The seductive hypothesis of a RNAi based immune system is presented as an analogy with the eukaryotic RNAi system. The use of analogy is potentially challenging: on the one hand, it allows a powerful and elegant presentation of many complex genomic results, but on the other hand, it is questionable, since the analogy may impose an a priori model to interpret biological features, and if this model is incorrect, if the analogy does not hold, there is a risk that the genomics data receive a fairly biased interpretation. In this respect, it would be interesting if the authors discuss whether an homologous immune system could have been possible in eukaryotes and in prokaryotes, and why it is not found. Indeed, such an homologous system would be a more natural reference to interpret the data than an analogy.
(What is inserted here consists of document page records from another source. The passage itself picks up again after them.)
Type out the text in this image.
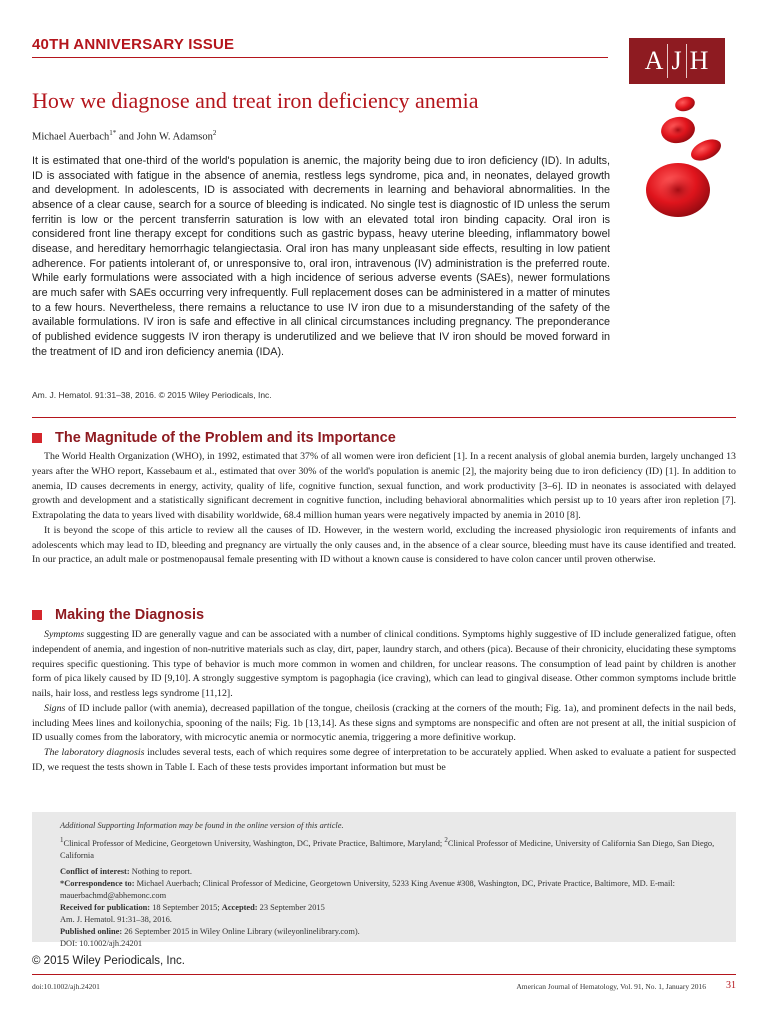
40TH ANNIVERSARY ISSUE
A J H
How we diagnose and treat iron deficiency anemia
Michael Auerbach$^{1*}$ and John W. Adamson$^2$
It is estimated that one-third of the world's population is anemic, the majority being due to iron deficiency (ID). In adults, ID is associated with fatigue in the absence of anemia, restless legs syndrome, pica and, in neonates, delayed growth and development. In adolescents, ID is associated with decrements in learning and behavioral abnormalities. In the absence of a clear cause, search for a source of bleeding is indicated. No single test is diagnostic of ID unless the serum ferritin is low or the percent transferrin saturation is low with an elevated total iron binding capacity. Oral iron is considered front line therapy except for conditions such as gastric bypass, heavy uterine bleeding, inflammatory bowel disease, and hereditary hemorrhagic telangiectasia. Oral iron has many unpleasant side effects, resulting in low patient adherence. For patients intolerant of, or unresponsive to, oral iron, intravenous (IV) administration is the preferred route. While early formulations were associated with a high incidence of serious adverse events (SAEs), newer formulations are much safer with SAEs occurring very infrequently. Full replacement doses can be administered in a matter of minutes to a few hours. Nevertheless, there remains a reluctance to use IV iron due to a misunderstanding of the safety of the available formulations. IV iron is safe and effective in all clinical circumstances including pregnancy. The preponderance of published evidence suggests IV iron therapy is underutilized and we believe that IV iron should be moved forward in the treatment of ID and iron deficiency anemia (IDA).
Am. J. Hematol. 91:31–38, 2016. © 2015 Wiley Periodicals, Inc.
The Magnitude of the Problem and its Importance

The World Health Organization (WHO), in 1992, estimated that 37% of all women were iron deficient [1]. In a recent analysis of global anemia burden, largely unchanged 13 years after the WHO report, Kassebaum et al., estimated that over 30% of the world's population is anemic [2], the majority being due to iron deficiency (ID) [1]. In addition to anemia, ID causes decrements in energy, activity, quality of life, cognitive function, sexual function, and work productivity [3–6]. ID in neonates is associated with delayed growth and development and a statistically significant decrement in cognitive function, including behavioral abnormalities which persist up to 10 years after iron repletion [7]. Extrapolating the data to years lived with disability worldwide, 68.4 million human years were negatively impacted by anemia in 2010 [8].

It is beyond the scope of this article to review all the causes of ID. However, in the western world, excluding the increased physiologic iron requirements of infants and adolescents which may lead to ID, bleeding and pregnancy are virtually the only causes and, in the absence of a clear source, bleeding must have its cause identified and treated. In our practice, an adult male or postmenopausal female presenting with ID without a known cause is considered to have colon cancer until proven otherwise.

Making the Diagnosis

Symptoms suggesting ID are generally vague and can be associated with a number of clinical conditions. Symptoms highly suggestive of ID include generalized fatigue, often independent of anemia, and ingestion of non-nutritive materials such as clay, dirt, paper, laundry starch, and others (pica). Because of their chronicity, elucidating these symptoms requires specific questioning. This type of behavior is much more common in women and children, for unclear reasons. The consumption of lead paint by children is another form of pica likely caused by ID [9,10]. A strongly suggestive symptom is pagophagia (ice craving), which can lead to gingival disease. Other common symptoms include brittle nails, hair loss, and restless legs syndrome [11,12].

Signs of ID include pallor (with anemia), decreased papillation of the tongue, cheilosis (cracking at the corners of the mouth; Fig. 1a), and prominent defects in the nail beds, including Mees lines and koilonychia, spooning of the nails; Fig. 1b [13,14]. As these signs and symptoms are nonspecific and often are not present at all, the initial suspicion of ID usually comes from the laboratory, with microcytic anemia or normocytic anemia, triggering a more definitive workup.

The laboratory diagnosis includes several tests, each of which requires some degree of interpretation to be accurately applied. When asked to evaluate a patient for suspected ID, we request the tests shown in Table I. Each of these tests provides important information but must be

Additional Supporting Information may be found in the online version of this article.

$^1$Clinical Professor of Medicine, Georgetown University, Washington, DC, Private Practice, Baltimore, Maryland; $^2$Clinical Professor of Medicine, University of California San Diego, San Diego, California

Conflict of interest: Nothing to report.

*Correspondence to: Michael Auerbach; Clinical Professor of Medicine, Georgetown University, 5233 King Avenue #308, Washington, DC, Private Practice, Baltimore, MD. E-mail: mauerbachmd@abhemonc.com

Received for publication: 18 September 2015; Accepted: 23 September 2015

Am. J. Hematol. 91:31–38, 2016.

Published online: 26 September 2015 in Wiley Online Library (wileyonlinelibrary.com).

DOI: 10.1002/ajh.24201

© 2015 Wiley Periodicals, Inc.
doi:10.1002/ajh.24201	American Journal of Hematology, Vol. 91, No. 1, January 2016 31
Author response: We understand the epistemological concerns regarding the role of analogy in this study. However, as indicated by the reviewer himself, the analogy is strong. Moreover, this analogy is manifest at two different levels: i) the presence of inserts homologous to phage and plasmid genes in CRISPR units and ii) presence of predicted activities compatible with a siRNA-like system among cas gene products, in particular, the dicer analog. Had the analogy been false, there would be no reason whatever for this congruence. We briefly comment to that effect in the revised manuscript. The idea of homologous immune systems in prokaryotes and eukaryotes seems a little far-fetched. Nevertheless, this comment prompted us to incorporate a brief comparison of the evolutionary histories of RNAi and classical immune systems.
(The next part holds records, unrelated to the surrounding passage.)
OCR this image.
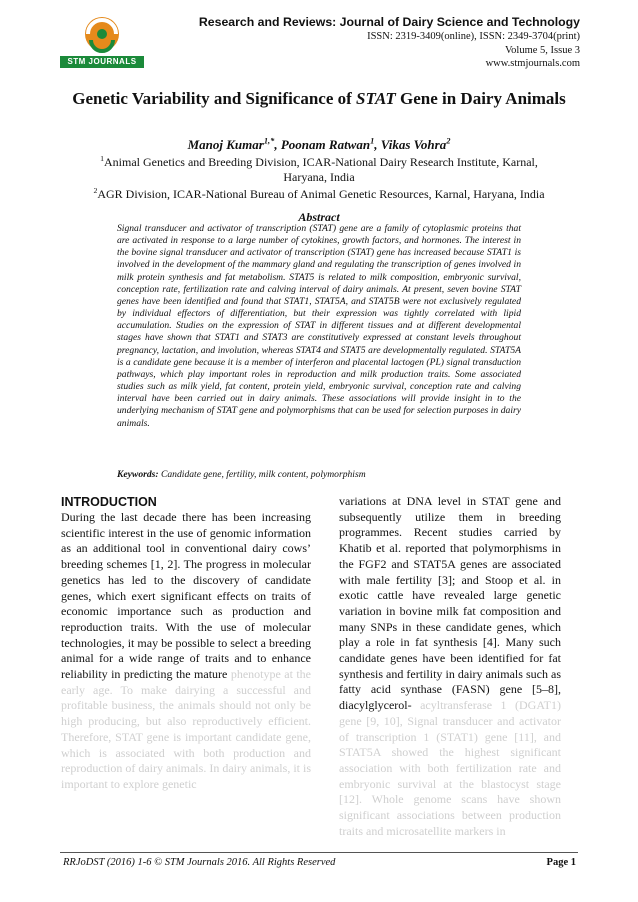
STM JOURNALS
Research and Reviews: Journal of Dairy Science and Technology
ISSN: 2319-3409(online), ISSN: 2349-3704(print)
Volume 5, Issue 3
www.stmjournals.com
Genetic Variability and Significance of STAT Gene in Dairy Animals
Manoj Kumar$^{1,*}$, Poonam Ratwan$^1$, Vikas Vohra$^2$
$^1$Animal Genetics and Breeding Division, ICAR-National Dairy Research Institute, Karnal, Haryana, India
$^2$AGR Division, ICAR-National Bureau of Animal Genetic Resources, Karnal, Haryana, India
Abstract
Signal transducer and activator of transcription (STAT) gene are a family of cytoplasmic proteins that are activated in response to a large number of cytokines, growth factors, and hormones. The interest in the bovine signal transducer and activator of transcription (STAT) gene has increased because STAT1 is involved in the development of the mammary gland and regulating the transcription of genes involved in milk protein synthesis and fat metabolism. STAT5 is related to milk composition, embryonic survival, conception rate, fertilization rate and calving interval of dairy animals. At present, seven bovine STAT genes have been identified and found that STAT1, STAT5A, and STAT5B were not exclusively regulated by individual effectors of differentiation, but their expression was tightly correlated with lipid accumulation. Studies on the expression of STAT in different tissues and at different developmental stages have shown that STAT1 and STAT3 are constitutively expressed at constant levels throughout pregnancy, lactation, and involution, whereas STAT4 and STAT5 are developmentally regulated. STAT5A is a candidate gene because it is a member of interferon and placental lactogen (PL) signal transduction pathways, which play important roles in reproduction and milk production traits. Some associated studies such as milk yield, fat content, protein yield, embryonic survival, conception rate and calving interval have been carried out in dairy animals. These associations will provide insight in to the underlying mechanism of STAT gene and polymorphisms that can be used for selection purposes in dairy animals.
Keywords: Candidate gene, fertility, milk content, polymorphism
INTRODUCTION
During the last decade there has been increasing scientific interest in the use of genomic information as an additional tool in conventional dairy cows’ breeding schemes [1, 2]. The progress in molecular genetics has led to the discovery of candidate genes, which exert significant effects on traits of economic importance such as production and reproduction traits. With the use of molecular technologies, it may be possible to select a breeding animal for a wide range of traits and to enhance reliability in predicting the mature phenotype at the early age. To make dairying a successful and profitable business, the animals should not only be high producing, but also reproductively efficient. Therefore, STAT gene is important candidate gene, which is associated with both production and reproduction of dairy animals. In dairy animals, it is important to explore genetic
variations at DNA level in STAT gene and subsequently utilize them in breeding programmes. Recent studies carried by Khatib et al. reported that polymorphisms in the FGF2 and STAT5A genes are associated with male fertility [3]; and Stoop et al. in exotic cattle have revealed large genetic variation in bovine milk fat composition and many SNPs in these candidate genes, which play a role in fat synthesis [4]. Many such candidate genes have been identified for fat synthesis and fertility in dairy animals such as fatty acid synthase (FASN) gene [5–8], diacylglycerol- acyltransferase 1 (DGAT1) gene [9, 10], Signal transducer and activator of transcription 1 (STAT1) gene [11], and STAT5A showed the highest significant association with both fertilization rate and embryonic survival at the blastocyst stage [12]. Whole genome scans have shown significant associations between production traits and microsatellite markers in
RRJoDST (2016) 1-6 © STM Journals 2016. All Rights Reserved	Page 1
This being said, I do not feel that the use of the analogy was a problem here, as it is convincingly presented and argued by the authors. We could eventually question more if all the so-called CASS genes are really involved in the prokaryotic immune systemand deserve their label: some may just be present in the genomic proximity of CRISP, yet having nothing to do with the RNA interference. They might just be mobile «travelling» genes. A further study of the genomic distribution of the homologs of the CASS genes in bacterial genomes may help to clarify which genes are strongly and exclusively CRISP related and which ones can be found also in alternative locations in different genomes. Then, perhaps the «striking diversity of still poorly characterized CASS components» described on page 16 would appear less striking if some CASS categories are simply not relevantly defined, and include unrelated proteins, since maybe, the use of the analogy would had led to too relaxed definitions of CASS. In another situation, by contrast, the use of the analogy could perhaps be too strict. On page 18, the authors wonder how to identify «the slicer counterpart (p-slicer)» in prokaryotes. They explain that this identification is «less straightforward because of the diversity of predicted nucleases within the CASS». But, after all, why should there be only one p-slicer, as in eukaryotes? It is possible that prokaryotes have multiple «p-slicers».

Author response: Yes, we agree, the possibility of multiple slicers exists, and we modified the text to acknowledge this. With regard to the rest of this comment, however, we feel that the current diversity of prokaryotic genomes is already sufficient to make conclusions on the strength of the association of individual genes with CASS, and the genes are classified here accordingly, as true CASS components and loosely associated "satellites". As far as the latter are concerned, inferences on involvement with CASS functions are made only for those genes whose activities appear clearly relevant, like the RT or Argonaut.

Finally, the strong suspicion about the analogous and intricate functions of COG1518 and COG1343 (cf. page 21) could be similarly toned down. Maybe these genes do play the essential analogous role of CRISPR integrase/recombinase consistently with the analogy, but maybe they fulfill several different tasks. Perhaps the authors would like to comment more on some of these minor points.

Author response: Actually, this prediction is not based on analogy with eukaryotic RNAi systems but rather on the mutualistic association of these genes to CRISPR and the features of the proteins themselves. We dropped the "strong" suspicion but, generally, we strongly believe that this is the best possible prediction. Reference to multitasking might not be particularly productive unless there are good ideas regarding what these multiple functions might be (this is different from the above possibility that there are multiple slicers which is, indeed, compatible with the data).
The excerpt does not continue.